This is a very pretty and head-turning wine. I basically say it smells and tastes like it looks like. Playful with notes of spring meadows after rain, tangy candied fruits and juicy mandarin. A field blend of many different grape varieties including Gruner Veltliner, Scheurebe, Weissburgunder, Neuberger, Welschriesling, Zweigelt and many more. Handpicked, 3-4 days maceration, then pressed to old barrels for 6 months aging on lees.
What's with the name? According to Judith "We rented the Fürstliches Prädium vineyard a couple of years ago and people have been calling it "Korea" since the 1950's. No one could really explain why. It is quite far away from Gols, so maybe some said it was like going to Korea. But nothing is known for sure. When we had the first harvest, we said why don't we use this name? We liked the idea of creating a North Korean propoganda style label."
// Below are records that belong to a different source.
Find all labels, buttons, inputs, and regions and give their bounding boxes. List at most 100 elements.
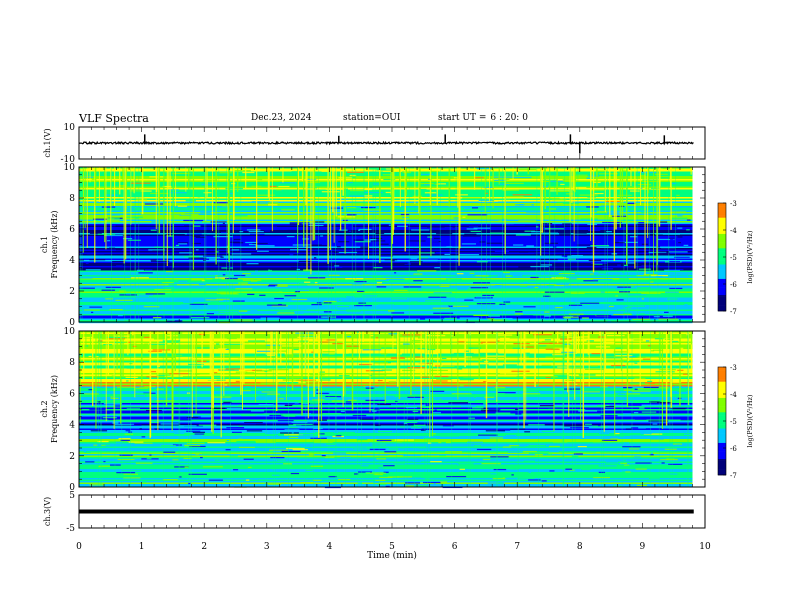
ch1-speckle	[452, 226, 455, 228]
ch1-speckle	[150, 260, 170, 262]
ch2-speckle	[124, 433, 134, 435]
ch2-speckle	[172, 444, 182, 446]
ch1-speckle	[168, 213, 185, 215]
ch2-freq-row	[79, 415, 693, 417]
ch2-speckle	[271, 474, 280, 476]
ch2-speckle	[626, 465, 647, 467]
ch1-speckle	[94, 197, 110, 200]
ch1-speckle	[322, 260, 332, 262]
ch1-freq-row	[79, 195, 693, 198]
ch2-speckle	[648, 382, 655, 385]
ch1-colorbar-step	[718, 219, 726, 222]
ch2-speckle	[676, 439, 693, 441]
ch2-speckle	[157, 365, 160, 367]
ch2-speckle	[84, 393, 100, 395]
ch1-speckle	[345, 278, 364, 280]
ch2-speckle	[128, 441, 144, 443]
ch2-speckle	[235, 380, 240, 382]
ch2-freq-row	[79, 403, 693, 405]
ch2-speckle	[623, 389, 634, 391]
ch1-speckle	[467, 214, 488, 216]
ch2-speckle	[595, 346, 611, 348]
ch2-colorbar-step	[718, 368, 726, 371]
ch2-speckle	[266, 344, 282, 346]
ch1-speckle	[433, 237, 441, 240]
ch1-freq-row	[79, 171, 693, 174]
ch1-speckle	[307, 245, 327, 247]
ch2-speckle	[319, 371, 325, 373]
ch1-speckle	[219, 311, 239, 313]
ch2-speckle	[492, 477, 506, 480]
ch1-speckle	[573, 232, 587, 234]
ch2-speckle	[128, 343, 149, 345]
ch2-speckle	[218, 348, 227, 350]
ch2-speckle	[634, 450, 640, 452]
ch2-colorbar-step	[718, 372, 726, 375]
ch2-colorbar-step	[718, 469, 726, 472]
ch1-freq-row	[79, 186, 693, 189]
ch2-colorbar-step	[718, 412, 726, 415]
ch2-freq-row	[79, 388, 693, 390]
ch1-freq-row	[79, 204, 693, 207]
ch1-speckle	[291, 267, 297, 269]
ch2-speckle	[263, 367, 282, 369]
ch2-speckle	[298, 340, 309, 342]
ch1-speckle	[493, 179, 507, 181]
ch1-speckle	[597, 195, 612, 197]
ch1-speckle	[559, 218, 562, 220]
ch2-speckle	[533, 334, 552, 336]
ch2-colorbar-step	[718, 435, 726, 438]
ch1-speckle	[317, 294, 324, 297]
ch2-speckle	[244, 369, 253, 371]
ch1-speckle	[246, 229, 261, 231]
ch2-colorbar-step	[718, 422, 726, 425]
ch2-speckle	[310, 437, 327, 439]
ch2-speckle	[106, 336, 125, 338]
ch2-freq-row	[79, 422, 693, 425]
ch2-speckle	[126, 380, 129, 382]
ch1-speckle	[346, 310, 361, 312]
ch2-speckle	[154, 428, 160, 430]
ch1-speckle	[246, 263, 259, 265]
ch1-speckle	[268, 269, 273, 271]
ch2-speckle	[150, 400, 157, 402]
ch1-speckle	[405, 175, 416, 177]
ch2-speckle	[369, 369, 386, 372]
ch1-speckle	[621, 271, 625, 273]
ch1-speckle	[120, 208, 136, 210]
ch1-speckle	[494, 250, 509, 253]
ch1-speckle	[686, 219, 691, 221]
ch2-freq-row	[79, 478, 693, 480]
ch1-speckle	[300, 309, 307, 311]
ch1-speckle	[639, 187, 643, 189]
ch2-speckle	[278, 398, 284, 400]
ch1-speckle	[390, 298, 408, 300]
ch2-speckle	[429, 461, 442, 463]
ch2-colorbar-step	[718, 467, 726, 470]
ch1-speckle	[248, 243, 257, 246]
ch1-speckle	[456, 273, 464, 275]
ch1-speckle	[168, 224, 185, 227]
ch2-speckle	[348, 448, 354, 450]
ch1-speckle	[641, 167, 658, 169]
ch1-speckle	[615, 288, 625, 290]
ch2-speckle	[412, 410, 419, 413]
ch1-speckle	[639, 313, 645, 315]
ch2-speckle	[223, 415, 230, 417]
ch2-speckle	[403, 343, 410, 345]
ch2-speckle	[657, 401, 673, 404]
ch2-speckle	[455, 398, 473, 400]
ch2-speckle	[403, 455, 422, 457]
ch2-freq-row	[79, 334, 693, 336]
ch1-speckle	[376, 318, 388, 320]
ch2-speckle	[169, 405, 186, 407]
ch1-freq-row	[79, 263, 693, 265]
ch2-speckle	[284, 429, 300, 431]
ch2-speckle	[488, 467, 492, 470]
ch1-speckle	[678, 242, 681, 244]
ch2-colorbar-step	[718, 367, 726, 370]
ch2-speckle	[498, 482, 503, 484]
ch2-speckle	[521, 411, 540, 413]
ch2-speckle	[189, 434, 203, 437]
ch2-freq-row	[79, 332, 693, 335]
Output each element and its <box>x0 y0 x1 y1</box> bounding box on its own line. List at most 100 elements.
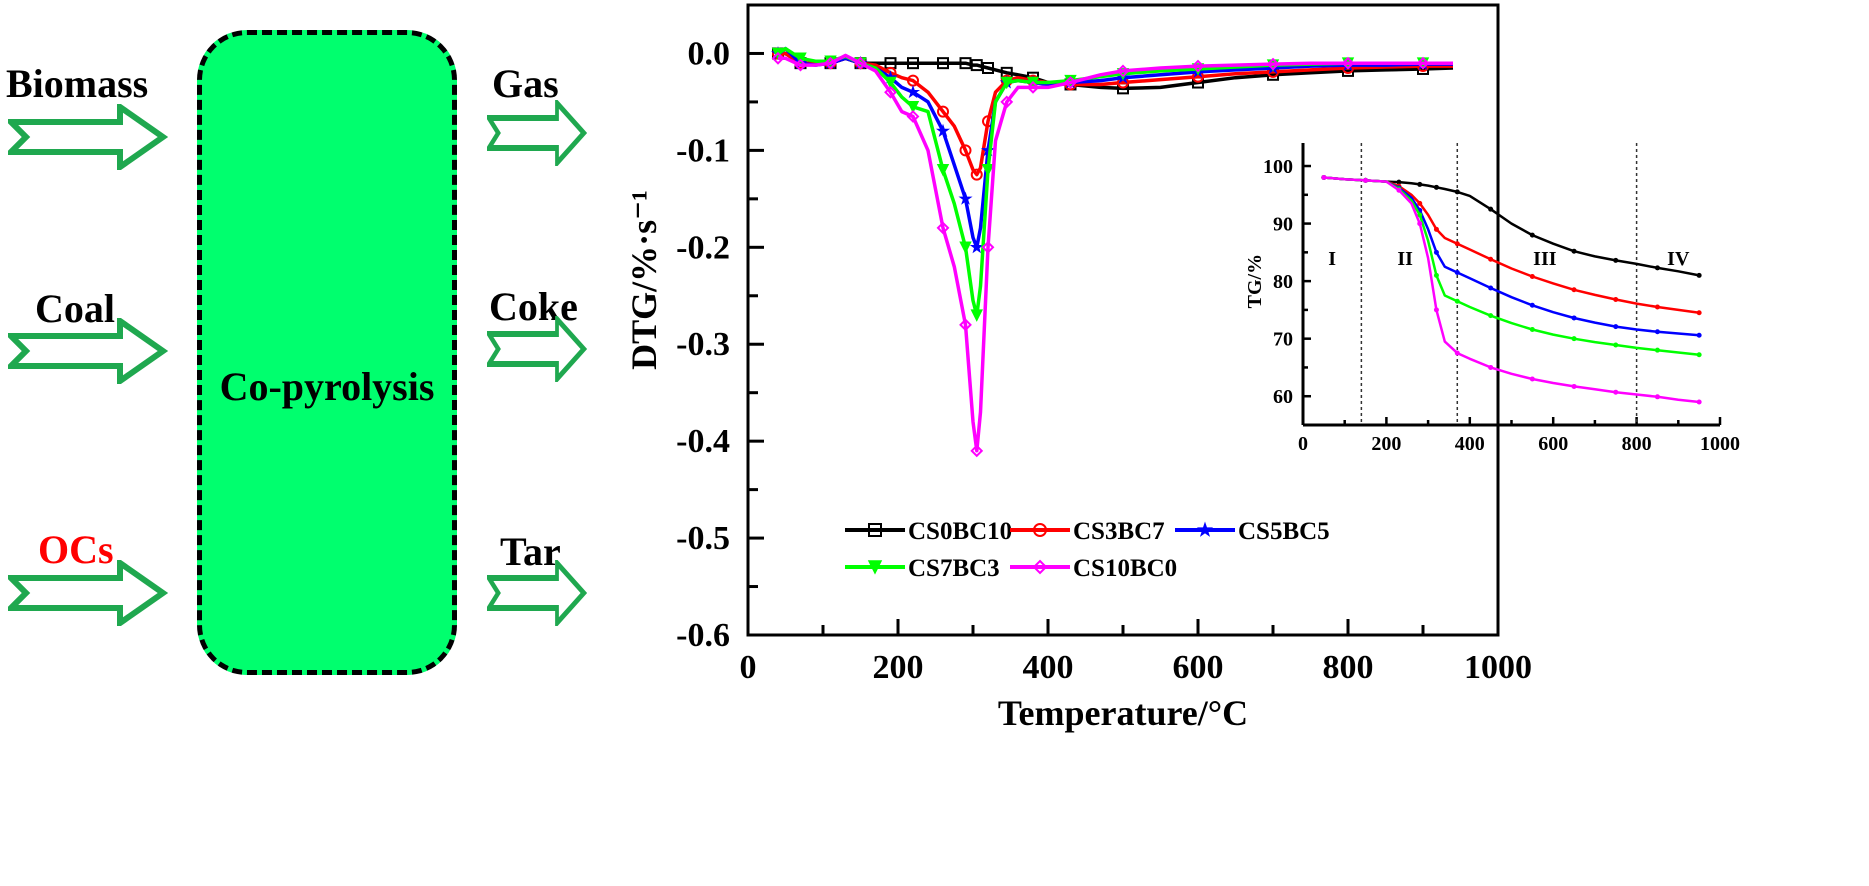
data-point <box>854 56 867 70</box>
y-tick-label: -0.1 <box>676 132 730 169</box>
inset-data-point <box>1696 399 1702 405</box>
inset-series-line <box>1323 176 1700 404</box>
data-point <box>981 164 995 177</box>
data-point <box>1026 80 1040 94</box>
data-point <box>1341 56 1355 70</box>
data-point <box>1000 95 1014 109</box>
series-CS5BC5 <box>771 46 1453 254</box>
process-diagram: Biomass Coal OCs Co-pyrolysis Gas Coke T… <box>0 0 620 886</box>
data-point <box>1266 57 1280 71</box>
inset-data-point <box>1696 352 1702 358</box>
co-pyrolysis-box: Co-pyrolysis <box>197 30 457 675</box>
x-tick-label: 600 <box>1173 649 1224 686</box>
x-tick-label: 800 <box>1323 649 1374 686</box>
inset-data-point <box>1654 304 1660 310</box>
stage-label: II <box>1397 248 1413 270</box>
inset-x-tick-label: 0 <box>1298 433 1308 455</box>
inset-y-tick-label: 100 <box>1263 156 1293 178</box>
inset-x-tick-label: 800 <box>1622 433 1652 455</box>
legend-label: CS3BC7 <box>1073 518 1165 545</box>
input-label-coal: Coal <box>35 286 115 331</box>
inset-data-point <box>1488 256 1494 262</box>
inset-data-point <box>1321 175 1327 181</box>
inset-data-point <box>1571 315 1577 321</box>
legend-entry-CS7BC3: CS7BC3 <box>845 555 1000 582</box>
inset-data-point <box>1529 302 1535 308</box>
inset-data-point <box>1529 232 1535 238</box>
inset-data-point <box>1396 187 1402 193</box>
data-point <box>905 84 921 99</box>
inset-data-point <box>1571 287 1577 293</box>
series-line <box>778 53 1453 453</box>
input-arrow-biomass-icon <box>8 104 168 170</box>
data-point <box>1064 76 1077 89</box>
output-arrow-tar-icon <box>487 560 587 626</box>
inset-data-point <box>1433 184 1439 190</box>
output-label-coke: Coke <box>489 284 578 329</box>
inset-x-tick-label: 400 <box>1455 433 1485 455</box>
data-point <box>936 221 950 235</box>
legend-entry-CS10BC0: CS10BC0 <box>1010 555 1177 582</box>
output-label-tar: Tar <box>500 529 561 574</box>
inset-data-point <box>1363 177 1369 183</box>
series-CS10BC0 <box>771 51 1453 458</box>
inset-data-point <box>1571 248 1577 254</box>
inset-series-CS0BC10 <box>1321 175 1702 278</box>
input-arrow-coal-icon <box>8 318 168 384</box>
legend-label: CS7BC3 <box>908 555 1000 582</box>
data-point <box>1416 56 1430 70</box>
inset-data-point <box>1417 221 1423 227</box>
data-point <box>970 168 983 181</box>
inset-data-point <box>1529 274 1535 280</box>
inset-x-tick-label: 1000 <box>1700 433 1740 455</box>
inset-data-point <box>1488 313 1494 319</box>
data-point <box>937 105 949 118</box>
data-point <box>982 62 994 74</box>
data-point <box>906 101 920 114</box>
input-label-biomass: Biomass <box>6 61 149 106</box>
output-arrow-coke-icon <box>487 316 587 382</box>
inset-data-point <box>1613 257 1619 263</box>
x-tick-label: 400 <box>1023 649 1074 686</box>
data-point <box>907 57 919 70</box>
inset-series-CS10BC0 <box>1321 175 1702 405</box>
legend-marker <box>867 560 883 575</box>
inset-series-line <box>1323 176 1700 277</box>
inset-y-tick-label: 80 <box>1273 271 1293 293</box>
output-arrow-gas-icon <box>487 100 587 166</box>
stage-label: III <box>1533 248 1557 270</box>
data-point <box>959 144 972 157</box>
data-point <box>981 240 995 254</box>
inset-series-CS5BC5 <box>1321 175 1702 338</box>
inset-data-point <box>1454 269 1460 275</box>
inset-data-point <box>1613 342 1619 348</box>
legend: CS0BC10 CS3BC7 CS5BC5 CS7BC3 CS10BC0 <box>845 518 1330 582</box>
data-point <box>1116 64 1130 78</box>
data-point <box>935 123 951 137</box>
data-point <box>824 56 837 70</box>
inset-y-tick-label: 90 <box>1273 214 1293 236</box>
stage-label: IV <box>1667 248 1690 270</box>
data-point <box>959 57 972 70</box>
data-point <box>959 318 972 332</box>
stage-label: I <box>1328 248 1336 270</box>
inset-series-line <box>1323 176 1700 315</box>
inset-data-point <box>1417 200 1423 206</box>
inset-x-tick-label: 200 <box>1371 433 1401 455</box>
legend-entry-CS5BC5: CS5BC5 <box>1175 518 1330 545</box>
inset-series-CS3BC7 <box>1321 175 1702 316</box>
inset-data-point <box>1613 324 1619 330</box>
legend-label: CS5BC5 <box>1238 518 1330 545</box>
inset-data-point <box>1454 298 1460 304</box>
inset-data-point <box>1417 212 1423 218</box>
inset-data-point <box>1529 326 1535 332</box>
x-tick-label: 1000 <box>1464 649 1532 686</box>
inset-data-point <box>1613 389 1619 395</box>
data-point <box>884 85 897 99</box>
data-point <box>959 241 972 254</box>
inset-y-tick-label: 60 <box>1273 386 1293 408</box>
inset-data-point <box>1454 189 1460 195</box>
inset-data-point <box>1654 394 1660 400</box>
inset-data-point <box>1454 350 1460 356</box>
Judith Beck is based with her family in Gols, Burgenland. A hot-bed for natural producers. Why? According to Judith, the "...region has centuries of history of small, self-sustaining family farms producing wine". Judith took over from her parents in 2004 and has converted to biodynamics since 2007. Today she maintains 20 hectares across town and mostly makes wines, with a few notable exceptions, that are really direct. Meaning they are often varietal based and express those varieties in all of their vibrant, sunny, beautifully Burgenland-ish way. The exceptions include the playfully bright, field-blend, light skin-contact wine that has won many fans, Koreaa. As well as the attention grabbing, confounding and glorious Hunny Bunny (super-light Blaufrankisch).
We fell in love with Judiths wines almost by chance. We were in Gols for Pannobile Day (a group her father helped found in 1994) to visit neighbouring producers we were already working with (Claus Preisinger & Renner). After a marathon of wine and walking, our final destination (at the other end of town from the Renner winery...) was Judith Becks winery. We found the wine (and their beer btw) so refreshing in all sorts of ways that we agreed on the spot that we'd have to bring some to Lithuania. Meeting Judith, who struck as a humble, no-nonsense, hardworking boss-lady behind beatifully honest wines sealed the deal. We're very happy and proud to have her wines.